# "wedding for a grand"



## FEDup1981

Dunno if anyone else knows about this but the Holiday Inn group, are doing a wedding package for under a grand.

heres a link to the rotherham one :https://www.ichotelsgroup.com/h/d/hi/1/en/hotel/emart

The package is meant to include the hall hire, food for day & nite, and a room for the happy couple on the night.

Dont be put off by the holiday inn name, cos the hotel in rotherham, is a top hotel, that costs a fortune.

Have a look see if its done in ur area.

Just thought id share! x


----------



## Dizzy321

Oooo thats so good! I dont know whow to check if there is one close to me :blush:


----------



## Kimboowee

If only there was one near me that did it!


----------



## polo_princess

I cant find anything about it for a grand? :confused:


----------



## Sovereign

polo_princess said:


> I cant find anything about it for a grand? :confused:

There's a little section at the side. Says it is for £999 x


----------



## Kimboowee

It sounds quite good, alot of places are trying things like £2000 weddings but it normally includes flowers, linen and food, but only for 30/40 people, ideal if you dont have alot of family or want a intimate wedding


----------



## luvbunsazzle

It was in the paper a wee while back, i think it might of been news of the world or something.


----------



## x-amy-x

Ooo... just noticed this new section!


----------



## jen1604

x-amy-x said:


> Ooo... just noticed this new section!

Me too!
Exciting xxx


----------



## Eoz

ME!!! I have booked my wedding in the holiday inn here!! It is very posh indeed.

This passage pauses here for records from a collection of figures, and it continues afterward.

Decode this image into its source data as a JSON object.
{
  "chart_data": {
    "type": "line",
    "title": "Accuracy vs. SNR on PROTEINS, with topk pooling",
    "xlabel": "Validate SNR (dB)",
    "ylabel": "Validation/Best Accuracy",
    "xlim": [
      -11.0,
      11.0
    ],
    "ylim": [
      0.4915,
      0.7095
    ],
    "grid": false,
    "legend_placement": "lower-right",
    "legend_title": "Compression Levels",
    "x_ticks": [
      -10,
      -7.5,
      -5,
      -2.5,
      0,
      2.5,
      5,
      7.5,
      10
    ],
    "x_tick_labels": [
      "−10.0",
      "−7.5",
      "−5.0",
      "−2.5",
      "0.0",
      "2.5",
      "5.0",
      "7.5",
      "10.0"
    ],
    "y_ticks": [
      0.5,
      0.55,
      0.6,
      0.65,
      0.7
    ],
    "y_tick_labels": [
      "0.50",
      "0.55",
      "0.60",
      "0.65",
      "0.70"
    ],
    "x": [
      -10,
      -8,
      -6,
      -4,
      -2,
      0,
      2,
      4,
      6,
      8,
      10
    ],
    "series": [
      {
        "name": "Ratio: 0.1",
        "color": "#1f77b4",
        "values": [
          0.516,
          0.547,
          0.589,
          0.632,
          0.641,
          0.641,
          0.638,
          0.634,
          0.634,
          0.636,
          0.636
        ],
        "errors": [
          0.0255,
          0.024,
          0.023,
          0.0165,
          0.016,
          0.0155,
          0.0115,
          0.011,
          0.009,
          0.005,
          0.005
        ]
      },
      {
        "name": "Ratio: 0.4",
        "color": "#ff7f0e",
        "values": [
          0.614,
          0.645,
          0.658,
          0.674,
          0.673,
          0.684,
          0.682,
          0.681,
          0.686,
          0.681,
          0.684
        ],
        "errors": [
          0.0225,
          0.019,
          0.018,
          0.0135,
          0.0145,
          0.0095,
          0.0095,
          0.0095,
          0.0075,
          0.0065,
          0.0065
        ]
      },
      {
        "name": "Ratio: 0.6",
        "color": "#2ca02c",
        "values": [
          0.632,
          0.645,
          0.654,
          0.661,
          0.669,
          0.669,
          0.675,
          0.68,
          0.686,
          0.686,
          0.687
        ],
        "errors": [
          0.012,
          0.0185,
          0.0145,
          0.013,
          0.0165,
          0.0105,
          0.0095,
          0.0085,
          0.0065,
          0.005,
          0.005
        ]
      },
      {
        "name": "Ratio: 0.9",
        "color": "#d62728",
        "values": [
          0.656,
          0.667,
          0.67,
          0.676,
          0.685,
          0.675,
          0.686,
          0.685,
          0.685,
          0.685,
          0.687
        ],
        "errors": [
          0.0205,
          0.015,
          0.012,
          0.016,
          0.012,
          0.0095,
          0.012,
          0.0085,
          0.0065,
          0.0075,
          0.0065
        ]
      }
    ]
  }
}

However there are snags.The £1000 is for 35 people.A sit down 2 course meal and a drink per guest.You get a dj for the evening and a function room and exclusivity of the business area.You get a few bonus thrown in.Room to get ready,overnight stay,cake stand etc.The snags are the hidden extras.We upped our meal to a 3 course and added a few extra guests.That isn't to bad but then to have food in the evening it was more than the day reception.We have added a few things and the whole thing will cost £2800.This is a sit down meal for 45.Evening do for 100,the kids room and a drinks package.It is fab and we can pay in installments.Oh and you still have to pay for a registrar x

I have a copy of the package I will happily email it to any of you xxxx


----------



## lollylou1

i go to the gym at a holiday inn hotel and its really lovely and i have seen a few wedding parties having photos taken etc whilst i have been coming and going good price for a package though

Lou
xxx


----------